Bicara soal anemia, terdapat jenis yang sudah cukup berat dan membutuhkan cuci darah sehingga tak bisa lagi berpuasa. Ketua Umum KPCDI Tony Richard Samosir, mengatakan bahwa anemia menjadi problematika bagi pasien cuci darah, di mana terapi yang dapat dilakukan salah satunya adalah dengan penyuntikan EPO atau alternatif lain dengan melakukan transfusi darah.
Dokter spesialis penyakit dalam, Dr. Afiatin dr. SpPD-KGH., FINASIM mengatakan bahwa pada Pasien Ginjal Kronik (PGK) yang mengalami anemia harus diterapi dengan baik, dimana pemberian terapi Ertythropoiesis Stimulating Agent (ESA) merupakan terapi utama. Terapi ESA dapat diberikan kepada pasien dengan HB <10g/dl, penyebab lain anemia sudah disingkirkan, tidak ada anemia defisiensi besi absolut dan tidak ada infeksi berat.
"Sedangkan untuk terapi transfusi darah dapat diberikan pada kondisi tertentu, karena mempunya beberapa risiko diantaranya infeksi, kelebihan kadar besi dan kelebihan cairan, selain itu dapat menimbulkan reaksi transfusi pada beberapa pasien," tuturnya dalam webinar bersama PT Etana Biotechnologies Indonesia (Etana) bertajuk 'Pilih EPO atau Transfusi Darah', beberapa waktu lalu.
Pemberian ESA tetap merupakan pilihan terbaik untuk terapi anemia pada PGK yang harus dilakukan secara rutin. Dengan melakukan terapi ESA tubuh dapat meningkatkan Hb yang berkelanjutan, sehingga menghasilkan sel darah merah yang dapat berfungsi secara normal dan dapat mempertahankan target Hb yang lebih tinggi sehingga mempengaruhi kualitas hidup pasien.
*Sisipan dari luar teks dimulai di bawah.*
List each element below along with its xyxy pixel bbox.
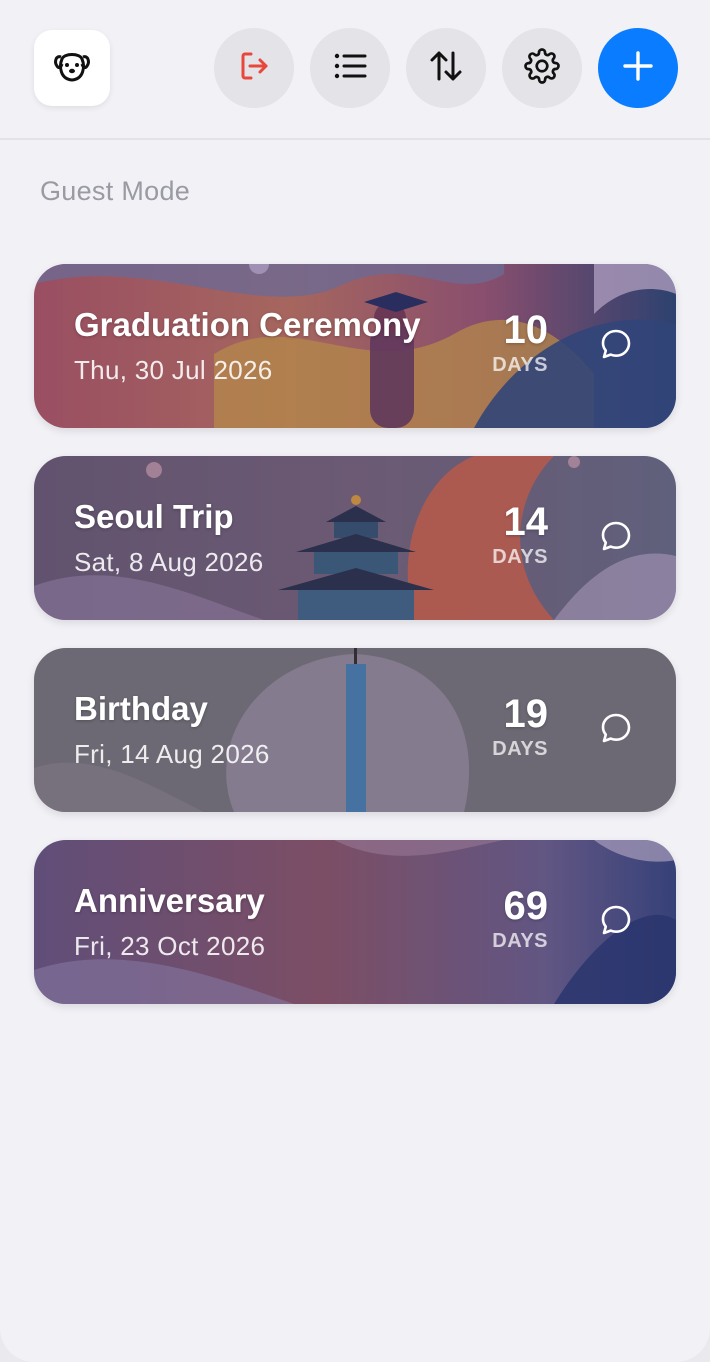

Sedangkan transfusi darah memiliki banyak risiko apabila dilakukan kepada pasien cuci darah, seperti kelebihan besi, kelebihan cairan, risiko infeksi hepatitis B, C dan HIV, dan risiko lainnya. Untuk itu disarankan sebisa mungkin hindari transfusi darah untuk mengurangi risiko efek samping.
"Etana terus berupaya melayani pasien untuk menyediakan produk biofarmasi yang berkualitas tinggi dan harga terjangkau, salah satunya melalui produk epoetin alfa yang dapat membantu pasien yang sedang menjalani hemodialisa," kata Head of Sales & Marketing PT Etana Biotechnologies Indonesia, Randy Stevian.